No wonder my favorite neighborhood pizza guy in New York City has raised his price for a plain cheese slice by 50 per cent in the last few months.
But while a jump in price like that is painful to me, food inflation is literally life and death for hundreds of millions in the world's developing countries. In February, food prices in China were up 23 per cent from February 2007. In a year the price of pork had climbed 63 per cent, vegetables 46 per cent, and edible cooking oil 41 per cent.
India, Argentina, Egypt, Viet Nam, the Philippines, Mexico, Cambodia, and others are caught up in global food inflation.

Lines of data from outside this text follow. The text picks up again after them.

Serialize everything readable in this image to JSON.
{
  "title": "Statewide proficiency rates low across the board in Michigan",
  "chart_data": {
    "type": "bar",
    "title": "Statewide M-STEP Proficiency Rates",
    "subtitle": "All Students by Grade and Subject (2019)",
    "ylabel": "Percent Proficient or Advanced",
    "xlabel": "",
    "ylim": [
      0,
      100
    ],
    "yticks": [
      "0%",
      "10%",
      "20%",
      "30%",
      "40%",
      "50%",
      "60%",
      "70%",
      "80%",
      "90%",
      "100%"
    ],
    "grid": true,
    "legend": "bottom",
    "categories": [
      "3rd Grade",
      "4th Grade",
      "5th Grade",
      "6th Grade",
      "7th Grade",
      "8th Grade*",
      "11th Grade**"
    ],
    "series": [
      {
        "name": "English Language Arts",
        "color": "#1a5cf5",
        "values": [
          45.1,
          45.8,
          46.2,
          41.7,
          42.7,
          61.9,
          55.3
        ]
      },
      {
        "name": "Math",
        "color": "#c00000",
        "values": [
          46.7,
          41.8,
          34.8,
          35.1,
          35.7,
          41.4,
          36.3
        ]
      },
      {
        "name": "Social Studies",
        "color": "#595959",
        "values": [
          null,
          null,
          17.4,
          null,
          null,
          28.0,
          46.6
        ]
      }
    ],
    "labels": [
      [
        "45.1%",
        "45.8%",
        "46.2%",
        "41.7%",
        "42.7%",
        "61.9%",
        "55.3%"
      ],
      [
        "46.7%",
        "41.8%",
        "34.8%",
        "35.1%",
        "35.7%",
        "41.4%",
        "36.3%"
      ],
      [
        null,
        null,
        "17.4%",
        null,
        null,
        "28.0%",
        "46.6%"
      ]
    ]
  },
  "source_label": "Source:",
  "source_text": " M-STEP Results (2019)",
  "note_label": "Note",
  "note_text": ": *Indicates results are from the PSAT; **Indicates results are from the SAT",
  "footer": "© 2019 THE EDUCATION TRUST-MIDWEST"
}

Many of these countries have slapped on export controls in an effort to keep more of what they grow at home. On Mar. 28, for example, Viet Nam, the world's second largest rice exporter after Thailand, cut rice exports by 22 per cent. Inflation hit 16 per cent in Viet Nam in the first quarter of 2008 and food prices specifically soared by 22 per cent.
At the same time, they've lowered their tariffs on imported grain in an effort attract more of the world's limited supply. But, of course, with so many countries cutting down on what they export, there isn't much grain out there in world markets for these lower tariffs to entice into hungry markets.
Export restrictions have, in fact, made thin markets even thinner by reducing global supplies--and that has increased the power of speculators to move these markets. Even before the latest export restrictions from Viet Nam and India, the global rice trade had just about come to a dead stop because much of what was for sale was controlled by speculators who wanted to hold on until they saw how high prices would go.
The very efforts intended to reduce grain prices are instead likely to keep them climbing.